Saint Laurent

So finally, the denouement. The dandified cool chick who opened Hedi Slimane’s debut for Saint Laurent—wearing a sharp three-piece tuxedo, a shirt tied with a droopy pussy bow, and a wide brim hat (think Carly Simon, but bigger and chicer, or Talitha Getty, a muse of Monsieur)—ended one of the most nail-biting periods in fashion history.

And boy, was there drama: the hushed revelations about his arrival at the house, the solemn announcement at the end of Paris Fashion Week last March, the controversial changing of the name, the closed-door menswear presentation last June (strictly for buyers), the slow online dissemination of the first campaign images, and the closely guarded secrecy over the show’s venue (the invitations were only delivered over the weekend).

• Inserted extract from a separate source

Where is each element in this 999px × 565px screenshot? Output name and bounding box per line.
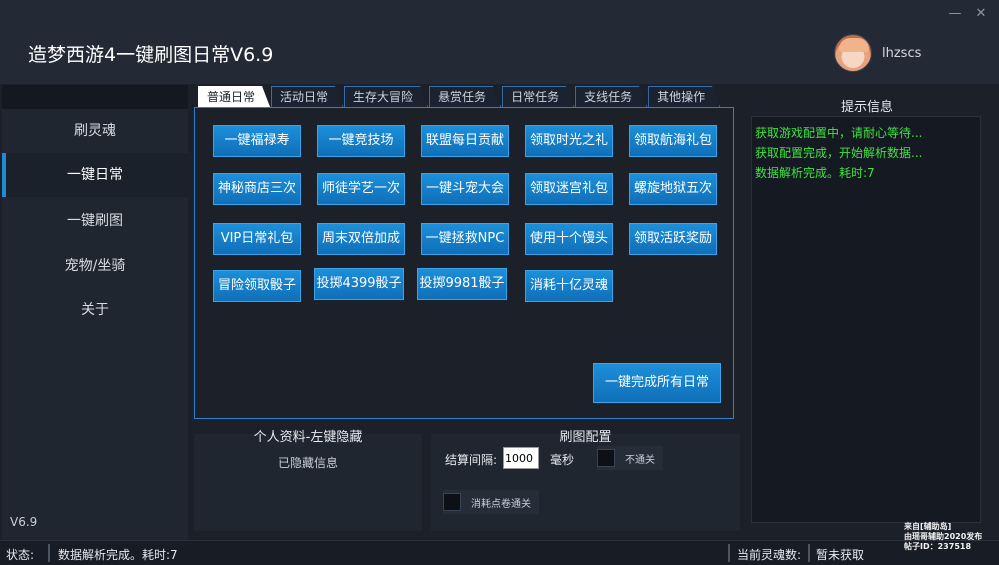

And the proverbial drumroll continued tonight in the pitch-black room set up in the Grand Palais, thronged by celebs and VIPs ranging from France’s First Lady, Valérie Trierweiler, to an enthusiastic Pierre Bergé, plus almost every designer of note, including Marc Jacobs, Alber Elbaz, Vivienne Westwood, Alber Elbaz, Azzedine Alaia, and Riccardo Tisci.

The finely produced spectacle started when, like landing gear on a plane, square panels on the ceiling changed into a tented roof over the audience, allowing a row of speakers to descend. Oohs and ahhs erupted as the room was sprayed with laser beams and the music grew more tense.

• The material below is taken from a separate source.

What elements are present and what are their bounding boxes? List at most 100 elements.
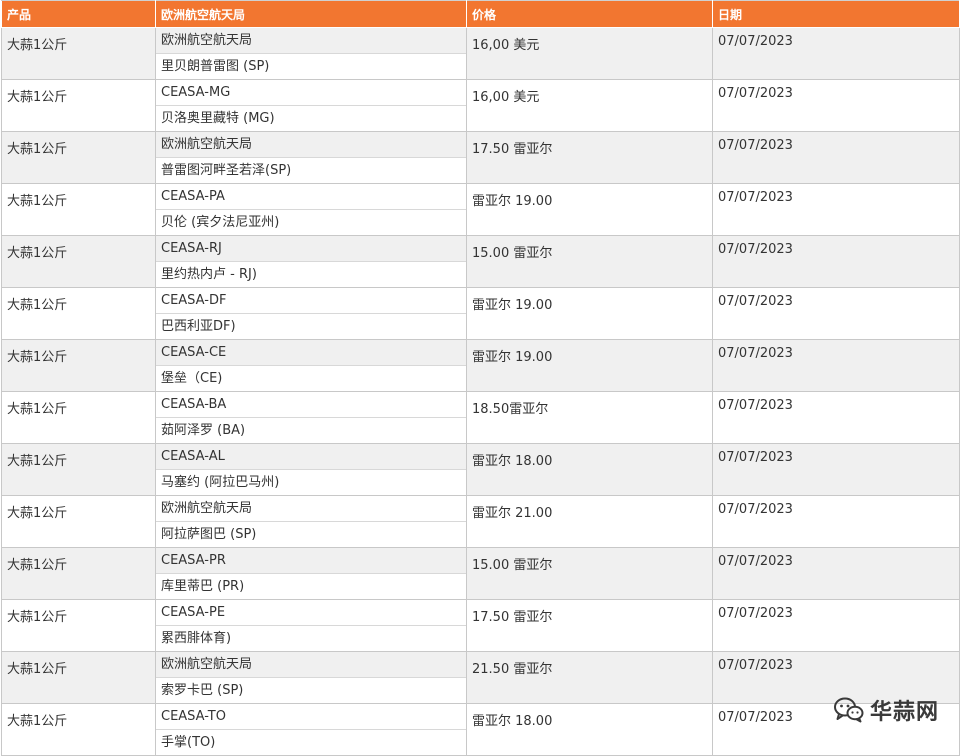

Then Slimane developed his vision of an elongated Saint Laurent woman hoisted on spiky T-strap shoes, a multi-layered contemporary girl at once tomboyish, romantic, sexy, feminine, and folksy.

In fact, Slimane touched on all of Yves Saint Laurent’s trademarks, most notably chic tailoring, expressed through flawless pantsuits and tuxedos, and safari jackets turned into floor-length dresses. The sumptuous eveningwear included a wide variety of chiffon gowns, some attached with lace, others trimmed in feathers, and a range of capes of varying lengths, often wonderfully embroidered. Color came in the form of chiffon gowns and djellaba-hooded capes, contrasting an otherwise black palette.

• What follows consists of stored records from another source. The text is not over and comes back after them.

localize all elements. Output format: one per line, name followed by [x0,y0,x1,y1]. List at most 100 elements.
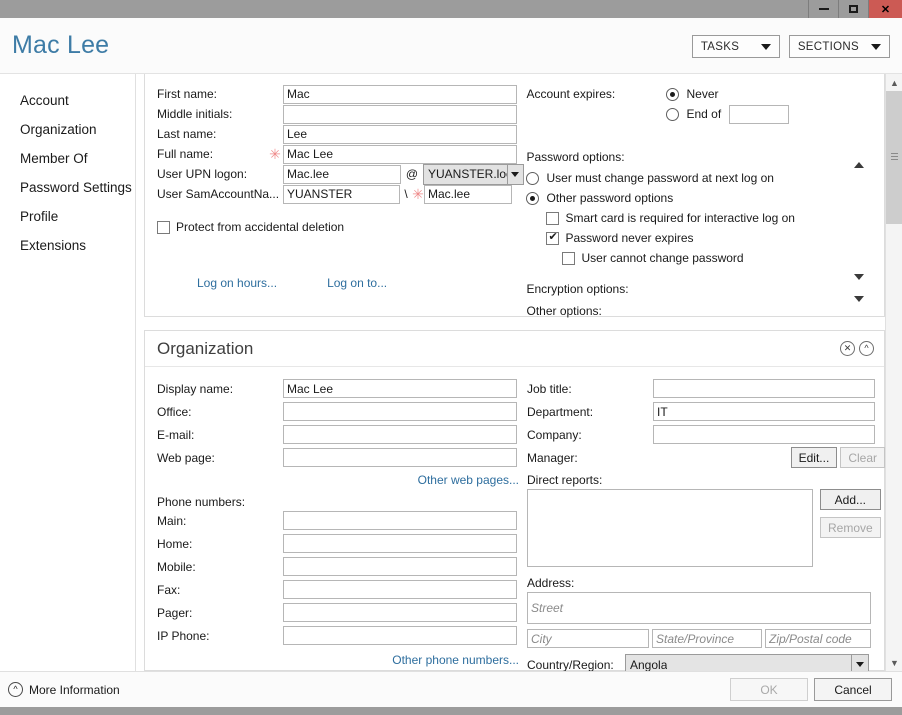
country-region-label: Country/Region: [527,657,614,672]
department-row: Department: [527,400,885,423]
expires-never-radio[interactable] [666,87,680,101]
other-web-pages-link[interactable]: Other web pages... [418,473,519,487]
zip-postal-input[interactable] [765,629,871,648]
department-input[interactable] [653,402,875,421]
tasks-button-label: TASKS [700,40,740,53]
page-header: Mac Lee TASKS SECTIONS [0,18,902,74]
minimize-button[interactable] [808,0,838,18]
home-phone-input[interactable] [283,534,517,553]
scrollbar-thumb[interactable] [886,91,902,224]
pw-never-expires-row[interactable]: Password never expires [526,228,884,248]
expires-never-label: Never [686,87,719,101]
pw-smart-card-checkbox[interactable] [546,211,560,225]
other-web-pages-row: Other web pages... [157,473,529,487]
sidebar-item-extensions[interactable]: Extensions [0,231,135,260]
manager-edit-button[interactable]: Edit... [790,447,838,468]
protect-deletion-checkbox[interactable] [157,220,170,234]
pager-label: Pager: [157,605,193,620]
pw-cannot-change-checkbox[interactable] [562,251,576,265]
pw-cannot-change-row[interactable]: User cannot change password [526,248,884,268]
home-phone-row: Home: [157,532,527,555]
sidebar-item-organization[interactable]: Organization [0,115,135,144]
company-row: Company: [527,423,885,446]
other-phone-numbers-link[interactable]: Other phone numbers... [392,653,519,667]
city-input[interactable] [527,629,649,648]
direct-reports-label: Direct reports: [527,473,603,487]
company-input[interactable] [653,425,875,444]
maximize-button[interactable] [838,0,868,18]
last-name-row: Last name: [157,124,526,144]
close-section-icon[interactable]: ✕ [840,341,855,356]
collapse-section-icon[interactable]: ^ [859,341,874,356]
encryption-options-header[interactable]: Encryption options: [526,274,865,298]
sam-account-input[interactable] [424,184,512,204]
protect-deletion-label: Protect from accidental deletion [176,220,345,234]
display-name-input[interactable] [283,379,517,398]
sidebar-item-account[interactable]: Account [0,86,135,115]
upn-logon-input[interactable] [283,164,401,184]
tasks-button[interactable]: TASKS [691,35,780,58]
last-name-input[interactable] [283,124,517,144]
organization-right-column: Job title: Department: Company: Manager:… [527,367,885,671]
country-region-select[interactable]: Angola [625,654,869,671]
other-options-header[interactable]: Other options: [526,296,865,320]
office-input[interactable] [283,402,517,421]
ip-phone-label: IP Phone: [157,628,210,643]
title-bar: ✕ [0,0,902,18]
mobile-phone-label: Mobile: [157,559,196,574]
direct-reports-add-button[interactable]: Add... [820,489,881,510]
mobile-phone-row: Mobile: [157,555,527,578]
content-area: First name: Middle initials: Last name: … [136,74,902,671]
cancel-button[interactable]: Cancel [814,678,892,701]
pager-input[interactable] [283,603,517,622]
account-right-column: Account expires: Never End of Password o… [526,74,884,320]
sam-domain-input[interactable] [283,184,400,204]
direct-reports-listbox[interactable] [527,489,813,567]
last-name-label: Last name: [157,127,217,141]
job-title-input[interactable] [653,379,875,398]
web-page-input[interactable] [283,448,517,467]
first-name-row: First name: [157,84,526,104]
sidebar-item-password-settings[interactable]: Password Settings [0,173,135,202]
pw-must-change-radio[interactable] [526,171,540,185]
mobile-phone-input[interactable] [283,557,517,576]
sections-button[interactable]: SECTIONS [788,35,890,58]
upn-domain-select[interactable]: YUANSTER.loc [423,163,524,185]
more-information-toggle[interactable]: ^ More Information [0,682,120,697]
scroll-up-icon[interactable]: ▲ [886,74,902,91]
sidebar-item-member-of[interactable]: Member Of [0,144,135,173]
fax-input[interactable] [283,580,517,599]
pw-smart-card-row[interactable]: Smart card is required for interactive l… [526,208,884,228]
email-input[interactable] [283,425,517,444]
sidebar-item-profile[interactable]: Profile [0,202,135,231]
expires-date-input[interactable] [729,104,790,124]
scroll-down-icon[interactable]: ▼ [886,654,902,671]
password-options-header[interactable]: Password options: [526,146,865,168]
close-button[interactable]: ✕ [868,0,902,18]
pw-smart-card-label: Smart card is required for interactive l… [565,211,795,225]
state-province-input[interactable] [652,629,762,648]
main-phone-input[interactable] [283,511,517,530]
log-on-hours-link[interactable]: Log on hours... [197,276,277,290]
chevron-down-icon [854,296,865,316]
log-on-to-link[interactable]: Log on to... [327,276,387,290]
required-asterisk-icon: ✳ [269,145,281,162]
pw-never-expires-checkbox[interactable] [546,230,560,245]
expires-end-of-radio[interactable] [666,107,680,121]
pw-must-change-row[interactable]: User must change password at next log on [526,168,884,188]
full-name-input[interactable] [283,144,517,164]
content-scrollbar[interactable]: ▲ ▼ [885,74,902,671]
first-name-input[interactable] [283,84,517,104]
address-label: Address: [527,576,575,590]
chevron-up-icon [854,148,865,168]
protect-deletion-row[interactable]: Protect from accidental deletion [157,220,526,234]
pw-other-options-radio[interactable] [526,191,540,205]
ok-button: OK [730,678,808,701]
sections-button-label: SECTIONS [797,40,859,53]
pw-other-options-row[interactable]: Other password options [526,188,884,208]
other-phone-numbers-row: Other phone numbers... [157,653,529,667]
ip-phone-input[interactable] [283,626,517,645]
upn-logon-label: User UPN logon: [157,167,248,181]
middle-initials-input[interactable] [283,104,517,124]
street-input[interactable] [527,592,871,624]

The maxi-lengths were clearly a nod to the seventies. And if taut leather jackets betrayed Slimane’s deep-seated rock devotion, the overall mood was more soulful, a feeling reinforced by Junior Kimbrough’s I Gotta Try You Girl, specially remixed by Daft Punk. This was, significantly, the first time the designer used a vintage song for a soundtrack, revealing a taste for blues.

So did it all live up to the expectations? Each outfit was incredibly endearing, and the collection’s richness and breadth of styles displayed a commercial viability. And with this musing on quintessential French chic, Slimane smartly distanced himself from all the neo-minimalism that is the main story of these four weeks of shows.

It wasn’t a sartorial revolution, but it was a remarkably assured debut, promising more nail-biting to come.